Tuesday, November 1, 2016

Song of the Day: 'Hologram' by Burning Palms

Posted By on Tue, Nov 1, 2016 at 8:45 AM

Few Tucson bands in recent years have been as polarizing as Burning Palms. Regarded and derided equally as soulful psych-rockers and charlatans, accomplished, economical players and untrained musicians who can barely hold together a primitive racket, visionaries and overly reliant on image—Burning Palms are actually all of these things. The group, under the tutelage of singer/guitarist/songwriter Simone Stopford, is a complex and multi-layered animal.
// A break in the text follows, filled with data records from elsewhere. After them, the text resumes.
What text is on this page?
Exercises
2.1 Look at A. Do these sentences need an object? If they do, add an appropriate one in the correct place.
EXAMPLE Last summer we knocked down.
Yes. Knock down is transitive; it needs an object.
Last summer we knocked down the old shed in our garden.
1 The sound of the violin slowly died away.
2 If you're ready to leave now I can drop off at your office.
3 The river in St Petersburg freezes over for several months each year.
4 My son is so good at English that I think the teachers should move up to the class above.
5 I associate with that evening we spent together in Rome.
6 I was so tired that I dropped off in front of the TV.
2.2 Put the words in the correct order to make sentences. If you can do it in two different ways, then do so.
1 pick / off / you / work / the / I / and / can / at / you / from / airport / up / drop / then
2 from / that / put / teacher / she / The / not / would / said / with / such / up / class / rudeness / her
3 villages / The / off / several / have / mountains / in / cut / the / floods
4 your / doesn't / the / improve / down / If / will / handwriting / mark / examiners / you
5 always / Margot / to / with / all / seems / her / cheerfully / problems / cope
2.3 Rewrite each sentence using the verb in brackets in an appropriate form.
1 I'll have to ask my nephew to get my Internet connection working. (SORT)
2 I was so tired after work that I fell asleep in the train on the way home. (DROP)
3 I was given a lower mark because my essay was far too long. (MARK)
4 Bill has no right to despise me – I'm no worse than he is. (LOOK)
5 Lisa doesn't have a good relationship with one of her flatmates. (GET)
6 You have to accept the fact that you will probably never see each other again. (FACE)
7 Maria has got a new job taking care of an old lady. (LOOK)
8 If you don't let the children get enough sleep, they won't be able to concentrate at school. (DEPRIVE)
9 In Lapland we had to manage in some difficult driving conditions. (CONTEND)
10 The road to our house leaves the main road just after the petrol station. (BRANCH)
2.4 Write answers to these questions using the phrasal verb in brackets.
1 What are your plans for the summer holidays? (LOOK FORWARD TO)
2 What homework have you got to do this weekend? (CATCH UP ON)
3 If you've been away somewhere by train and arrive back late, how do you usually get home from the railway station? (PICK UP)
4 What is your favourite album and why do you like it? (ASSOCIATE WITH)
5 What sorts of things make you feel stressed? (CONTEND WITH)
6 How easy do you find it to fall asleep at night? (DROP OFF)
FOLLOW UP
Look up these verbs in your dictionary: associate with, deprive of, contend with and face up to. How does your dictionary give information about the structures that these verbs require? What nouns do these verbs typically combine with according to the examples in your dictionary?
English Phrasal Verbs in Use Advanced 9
Ostensibly a psych/garage revival band, Stopford’s songs are handcrafted pop under the veneer of swirling guitars and tribal drums, which means that the band’s music has aged far better than many of its early-2010s garage revivalist peers. Furthermore, I have little doubt that the upcoming Burning Palms record (recorded by Stopford with a completely different line-up than 2014’s self-titled album) will contain nary a trace of the previous ‘60s-flavored sound.

“Hologram” skitters along on a divided Bo Diddley beat that starts and stops until the familiar shuffle is gone. Stopford and co-vocalist Julia DeConcini stomp and dance atop the rhythm, disappearing and appearing again in the holes in the music like the artificial image of the track’s title and mumbled, sighed lyrics.

The song marches around in a circle for a couple of minutes, almost aimlessly. But the abrupt ending pulls the preceding sounds into focus—by playing around with silence and noise and beats, “Hologram” actually resembles its namesake. And for a band with a seemingly unlimited bag of tricks, banishing the laws of reality in their own music ranks with the best of them. Go see see them Tuesday, Nov. 1 at 191 Toole with Thee Oh Sees. Doors at 7.